Ananın hem elinin üstünü, hem de diğer elinin içini öp!

Bir de başka türlü el içi öpme vardır.

O hâlvet işidir.

Hakikati bilmeden takliden öpme!

Öğren aslını ondan sonra öp!..

İlk evvel Âdem yaratıldı.

Sonra da Havva.

Niçin?..

Düşün, bunu mürşidine sor!

Sana tek bir “Kelime” söylemesi lâzım.

Eğer biliyorsa hemen duyarsın.

Alamazsan cevap, o bir tek kelimeyi, şüphe et!

Yahut kendinde kabahat ara...

O zaman hem senin hem de mürşidin münkir olduğunu düşün yolunu hemen değiştir!.. Sâlik : (Sülûk. dan) Bir yolda giden. Belli bir yol tutup giden. * Bir tarikat yolunda olan.

Siyer-i Nebî : Mevzuu Hazret-i Peygamber'in (A.S.M.) hayatı, ahlâkı ve yaşayışı olan, O'nun gaye ve cihanı irşad eden mesleğinden bahseden kitap.

Hâlet : hâl : Durum, vaziyet. Görünüş. Tavır. Sûret. Keyfiyet. * Cezbe. * Dert, keder, elem. * Mecâl. Kuvvet.

“Fezküruni ezkürküm veşküru li ve lâ tekfurun : Öyle ise siz beni (ibadetle) anın ki ben de sizi anayım. Bana şükredin; sakın bana nankörlük etmeyin!” (Bakara 2/152)

Hulûs: Hâlislik. Saflık. * Samimiyet. Hâlis dostluk. İçden davranmak. Her hayırlı işi ve ameli Allah rızâsını niyet ederek yapmak.

Tesbihat : (Tesbih. C.) Cenab-ı Hakk'ı (C.C.) sıfatına lâyık ifadelerle yâdetmeler. Hâlvet : Yalnızlık. Tek başına kalmak. Tenhaya çekilme. * Gizlilik.

Sâlik : sulük eden, tarikatta yol almak isteyen.

Himmet : Kalbin bütün kuvveti ile Cenab-ı HAKK'a ve sâir mukaddesata yönelmesi. Kalb isteği ile gösterilen ciddi gayret. * ALLAH indinde makbul ve mübârek bir kimsenin mânevi yardımı ile birisini koruması, yardım etmesi. * Tabiî şevk ve meyil ve heves. * Lütuf, yardım.

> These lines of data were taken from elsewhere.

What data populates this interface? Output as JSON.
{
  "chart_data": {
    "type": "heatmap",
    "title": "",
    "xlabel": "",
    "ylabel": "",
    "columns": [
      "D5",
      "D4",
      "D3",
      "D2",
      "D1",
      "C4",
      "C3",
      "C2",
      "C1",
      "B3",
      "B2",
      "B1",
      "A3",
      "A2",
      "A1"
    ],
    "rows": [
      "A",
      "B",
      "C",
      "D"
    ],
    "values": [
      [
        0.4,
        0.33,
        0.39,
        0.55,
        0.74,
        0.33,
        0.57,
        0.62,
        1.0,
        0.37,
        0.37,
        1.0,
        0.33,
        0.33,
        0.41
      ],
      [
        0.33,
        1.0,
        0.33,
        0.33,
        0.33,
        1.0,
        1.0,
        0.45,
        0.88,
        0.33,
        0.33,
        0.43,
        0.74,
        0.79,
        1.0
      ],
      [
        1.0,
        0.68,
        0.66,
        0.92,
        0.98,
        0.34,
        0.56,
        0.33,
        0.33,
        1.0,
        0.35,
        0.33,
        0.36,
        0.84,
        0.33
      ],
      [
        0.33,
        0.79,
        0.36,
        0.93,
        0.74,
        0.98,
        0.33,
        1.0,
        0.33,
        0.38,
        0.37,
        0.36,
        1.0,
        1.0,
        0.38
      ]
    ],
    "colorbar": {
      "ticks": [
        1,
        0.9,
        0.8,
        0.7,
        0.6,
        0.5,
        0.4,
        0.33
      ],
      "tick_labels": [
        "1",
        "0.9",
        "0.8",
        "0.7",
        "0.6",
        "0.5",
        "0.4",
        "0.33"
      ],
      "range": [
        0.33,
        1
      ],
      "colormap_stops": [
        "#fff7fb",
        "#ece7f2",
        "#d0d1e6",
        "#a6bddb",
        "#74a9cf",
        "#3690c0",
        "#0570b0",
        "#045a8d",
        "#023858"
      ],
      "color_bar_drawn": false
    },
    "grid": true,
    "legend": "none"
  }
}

Kâmil : (Kemâl. den) Bütün, tam, olgun, eksiksiz, kemalde olan, kusursuz. Kemâl ve fazilet sâhibi. * Resul-i Ekrem'in de (A.S.M.) bir vasfıdır. * Yaşını başını almış, terbiyeli ve görgülü kimse. * Âlim, bilgin kişi.

Mürid : İrade eden, istiyen. * Tarikata girmiş olan. Şeyhin veya mürşidin şakirdi, talebesi.

Mürşid : (Rüşd. den) İrşad eden, doğru yolu gösteren, gafletten uyandıran. Peygamber vârisi olan, kılavuz. Tarikat piri, şeyhi.